Band 7 pay in England, 2026/27
Advanced practitioners, ward managers and clinical team leads.
- Minimum
- £49,387
- Maximum
- £56,515
- Hourly at top
- £28.90
- Years to top
- 5
| Step | Years from entry | Annual | Hourly (37.5h) |
|---|---|---|---|
| Entry | From day one | £49,387 | £25.26 |
| Intermediate | After 2 years | £51,932 | £26.56 |
| Top | After 5 years | £56,515 | £28.90 |
| Full range | £49,387 to £56,515 | £25.26 to £28.90 | |
England, 2026/27, effective 2026-04-01. Source: Pay scales for 2026/27 — NHS Employers.
Band 7 in England, what the role involves
Band 7 covers advanced practitioners, ward managers and clinical team leaders. Advanced nurse practitioners with prescribing rights, advanced paramedics, ward sisters and charge nurses, clinical team leaders, highly specialist therapists and senior pharmacists all typically sit at Band 7. It is the first band where most posts carry significant leadership or management responsibility alongside clinical work.
A Band 7 ward manager runs a single ward: staff rotas, budgets, appraisals, patient flow, audit, complaints, and supporting the most complex patients. A Band 7 advanced nurse practitioner often works in an autonomous clinical role with full prescribing rights, taking on caseloads previously handled by junior doctors. A Band 7 senior pharmacist runs a specialist service like critical care medicines or cancer chemotherapy, leading the team and managing the budget.
How NHS pay is set in England
England has the largest NHS workforce of the four UK nations and sets the reference pay scale for the Agenda for Change framework. Pay is negotiated by NHS Employers on behalf of the Department of Health and Social Care, following the recommendation of the independent NHS Pay Review Body. Wales and Northern Ireland usually adopt the same recommendation; Scotland negotiates separately and consistently pays more.
Each year, NHS Employers and the trade unions submit detailed evidence to the NHS Pay Review Body. The Review Body hears the evidence, decides on a recommended uplift, and submits its report to the UK Government in the spring. The government then accepts, modifies or rejects the recommendation. The agreed uplift is published as a Pay Advisory Notice on the NHS Employers website and applied to the AfC scale with effect from 1 April, normally backdated by a month or two so staff see arrears alongside their first new monthly payslip.
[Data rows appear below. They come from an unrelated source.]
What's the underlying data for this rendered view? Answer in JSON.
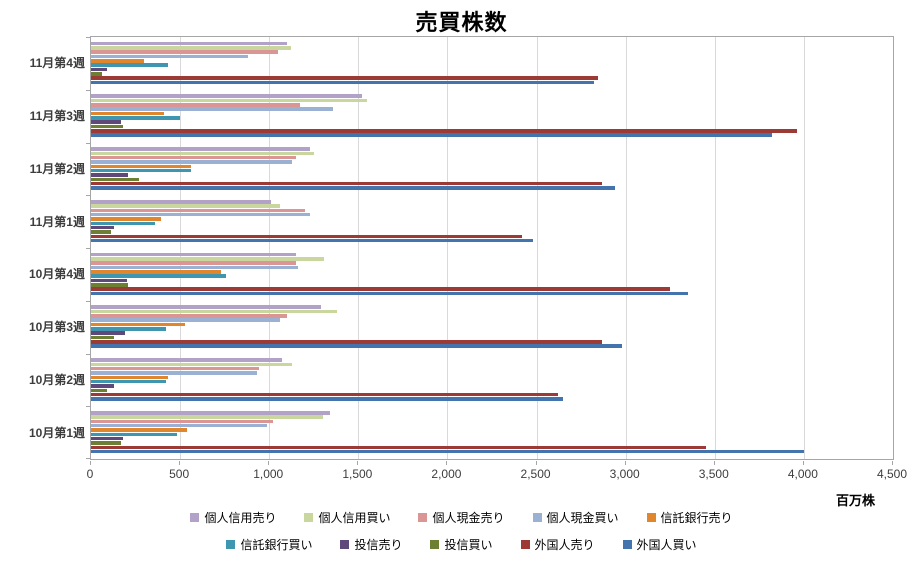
{
  "chart_data": {
    "type": "bar",
    "orientation": "horizontal",
    "title": "売買株数",
    "xlabel": "百万株",
    "grid": true,
    "legend_position": "bottom",
    "xlim": [
      0,
      4500
    ],
    "x_ticks": [
      0,
      500,
      1000,
      1500,
      2000,
      2500,
      3000,
      3500,
      4000,
      4500
    ],
    "x_tick_labels": [
      "0",
      "500",
      "1,000",
      "1,500",
      "2,000",
      "2,500",
      "3,000",
      "3,500",
      "4,000",
      "4,500"
    ],
    "categories": [
      "11月第4週",
      "11月第3週",
      "11月第2週",
      "11月第1週",
      "10月第4週",
      "10月第3週",
      "10月第2週",
      "10月第1週"
    ],
    "series": [
      {
        "id": "kojin-shinyo-uri",
        "name": "個人信用売り",
        "color": "#b3a2c7",
        "values": [
          1100,
          1520,
          1230,
          1010,
          1150,
          1290,
          1070,
          1340
        ]
      },
      {
        "id": "kojin-shinyo-kai",
        "name": "個人信用買い",
        "color": "#c9d79f",
        "values": [
          1120,
          1550,
          1250,
          1060,
          1310,
          1380,
          1130,
          1300
        ]
      },
      {
        "id": "kojin-genkin-uri",
        "name": "個人現金売り",
        "color": "#d99694",
        "values": [
          1050,
          1170,
          1150,
          1200,
          1150,
          1100,
          940,
          1020
        ]
      },
      {
        "id": "kojin-genkin-kai",
        "name": "個人現金買い",
        "color": "#9ab1d4",
        "values": [
          880,
          1360,
          1130,
          1230,
          1160,
          1060,
          930,
          990
        ]
      },
      {
        "id": "shintaku-ginko-uri",
        "name": "信託銀行売り",
        "color": "#e0862c",
        "values": [
          300,
          410,
          560,
          390,
          730,
          530,
          430,
          540
        ]
      },
      {
        "id": "shintaku-ginko-kai",
        "name": "信託銀行買い",
        "color": "#3e96b0",
        "values": [
          430,
          500,
          560,
          360,
          760,
          420,
          420,
          480
        ]
      },
      {
        "id": "toshin-uri",
        "name": "投信売り",
        "color": "#5f497a",
        "values": [
          90,
          170,
          210,
          130,
          200,
          190,
          130,
          180
        ]
      },
      {
        "id": "toshin-kai",
        "name": "投信買い",
        "color": "#6c7f32",
        "values": [
          60,
          180,
          270,
          110,
          210,
          130,
          90,
          170
        ]
      },
      {
        "id": "gaikokujin-uri",
        "name": "外国人売り",
        "color": "#9c3a35",
        "values": [
          2845,
          3960,
          2870,
          2420,
          3250,
          2870,
          2620,
          3450
        ]
      },
      {
        "id": "gaikokujin-kai",
        "name": "外国人買い",
        "color": "#4374ad",
        "values": [
          2820,
          3820,
          2940,
          2480,
          3350,
          2980,
          2650,
          4000
        ]
      }
    ]
  }
}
How Band 7 pay in England compares to other UK nations
At the top of Band 7 in England, staff earn £56,515 per year for 2026/27. Scotland pays Band 7 more at the top of band: £61,466, a difference of £4,951 per year (8.8% more than England).
Band 7 in Scotland pays roughly 3% to 4% more than England at the top step on the 2026/27 scales. Welsh Band 7 entry is slightly higher than England's. Northern Ireland matches England exactly.
Recent NHS pay history in England
Three recent settlements give the picture. 2024/25 saw a flat £1,400 uplift to every Band 2 to 8c pay point, plus a 5% rise for Band 8d and Band 9. 2025/26 applied a consolidated 3.6% uplift to every pay point, worth roughly £1,090 at Band 5 entry. The 2026/27 deal is a 3.3% consolidated uplift, recommended by the PRB and accepted by the government in early 2026.
Common questions about Band 7 pay in England
- What is the Band 7 salary in England for 2026/27?
- Band 7 in England pays from £49,387 at entry to £56,515 at the top of the scale for 2026/27. Staff progress through 5 years to reach top of band.
- Does England pay Band 7 the same as the other UK nations?
- No. Scotland pays Band 7 more at the top of band, with a top rate of £61,466 compared to £56,515 in England. The difference is £4,951 per year (8.8%).
- What is the hourly rate for Band 7 in England?
- Based on a standard 37.5-hour NHS week, Band 7 entry pay of £49,387 works out at £25.26 per hour, rising to £28.90 per hour at the top of band.
- How is Band 7 pay set in England?
- Each year, NHS Employers and the trade unions submit detailed evidence to the NHS Pay Review Body. The Review Body hears the evidence, decides on a recommended uplift, and submits its report to the UK Government in the spring. The government then accepts, modifies or rejects the recommendation. The agreed uplift is published as a Pay Advisory Notice on the NHS Employers website and applied to the AfC scale with effect from 1 April, normally backdated by a month or two so staff see arrears alongside their first new monthly payslip.